GST Rate Cuts Expected to Boost Credit Growth for Banks and NBFCs: ICRA

New Delhi: A new report by rating agency ICRA projects stronger credit growth for banks and non-banking financial companies (NBFCs) in FY2026, supported by GST rate cuts, an upcoming CRR reduction, and abundant liquidity in the system.

According to the report, incremental credit flow for banks is expected to rise to ?19–20.5 lakh crore in FY2026, compared to ?18 lakh crore in FY2025. This represents a year-on-year growth of 10.4–11.3%, slightly higher than the 10.9% growth recorded last year.

For NBFCs (excluding infrastructure-focused entities), credit growth is projected at 15–17% in FY2026, compared to 17% in FY2025.

Credit Growth Drivers

Although incremental bank credit growth was lower in the first five months of FY2026 (?3.9 lakh crore) versus the same period last year (?5.1 lakh crore), GST rationalisation and policy support are expected to spur lending in the coming months.

ICRA also notes that the downward repricing of deposits will improve banks’ competitiveness against debt capital markets, while the credit-to-deposit ratio and strong liquidity will provide further tailwinds for lending expansion.

Asset Quality and Risks

ICRA Senior Vice President Anil Gupta highlighted that stress in retail and MSME loan segments had slowed growth for both private banks and NBFCs. However, he added:
"With improvement in economic activity post-GST rate cuts, the growth appetite shall improve, which will support credit growth."

Despite the positive outlook, the report flagged ongoing loan quality risks tied to global uncertainties and evolving geopolitical conditions.

As of July 2025, loans to MSMEs and unsecured personal loans accounted for 17% of the total non-food bank credit of ?184 lakh crore. For NBFCs, loans to small businesses and unsecured personal/consumption loans made up about 34% of total credit of ?35 lakh crore as of March 2025.

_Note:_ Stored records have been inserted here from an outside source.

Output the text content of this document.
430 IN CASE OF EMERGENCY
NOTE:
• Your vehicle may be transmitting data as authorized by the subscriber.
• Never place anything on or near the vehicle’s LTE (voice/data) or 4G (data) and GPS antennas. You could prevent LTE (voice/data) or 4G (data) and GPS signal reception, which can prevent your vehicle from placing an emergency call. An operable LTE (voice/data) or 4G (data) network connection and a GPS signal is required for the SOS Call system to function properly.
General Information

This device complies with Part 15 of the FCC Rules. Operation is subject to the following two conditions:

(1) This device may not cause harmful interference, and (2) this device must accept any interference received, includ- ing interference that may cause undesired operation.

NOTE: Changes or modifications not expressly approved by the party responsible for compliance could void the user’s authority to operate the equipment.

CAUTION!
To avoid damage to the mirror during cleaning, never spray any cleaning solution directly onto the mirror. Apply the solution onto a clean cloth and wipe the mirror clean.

ICRA cautioned that while macroeconomic shifts may not directly hit lenders, they could indirectly affect borrowers in export-linked or demand-sensitive sectors. For instance, transport operators in the apparel export sector may face underutilisation, while employees in such industries could struggle to service existing loans (microfinance, personal, or home loans) due to income shocks.

Outlook

Despite these headwinds, the falling cost of funds is expected to support margins and profitability. ICRA maintains a stable outlook for banks and NBFCs, with the exception of the microfinance sector, where the outlook remains negative. Current capital buffers, the report notes, are sufficient to absorb unforeseen shocks.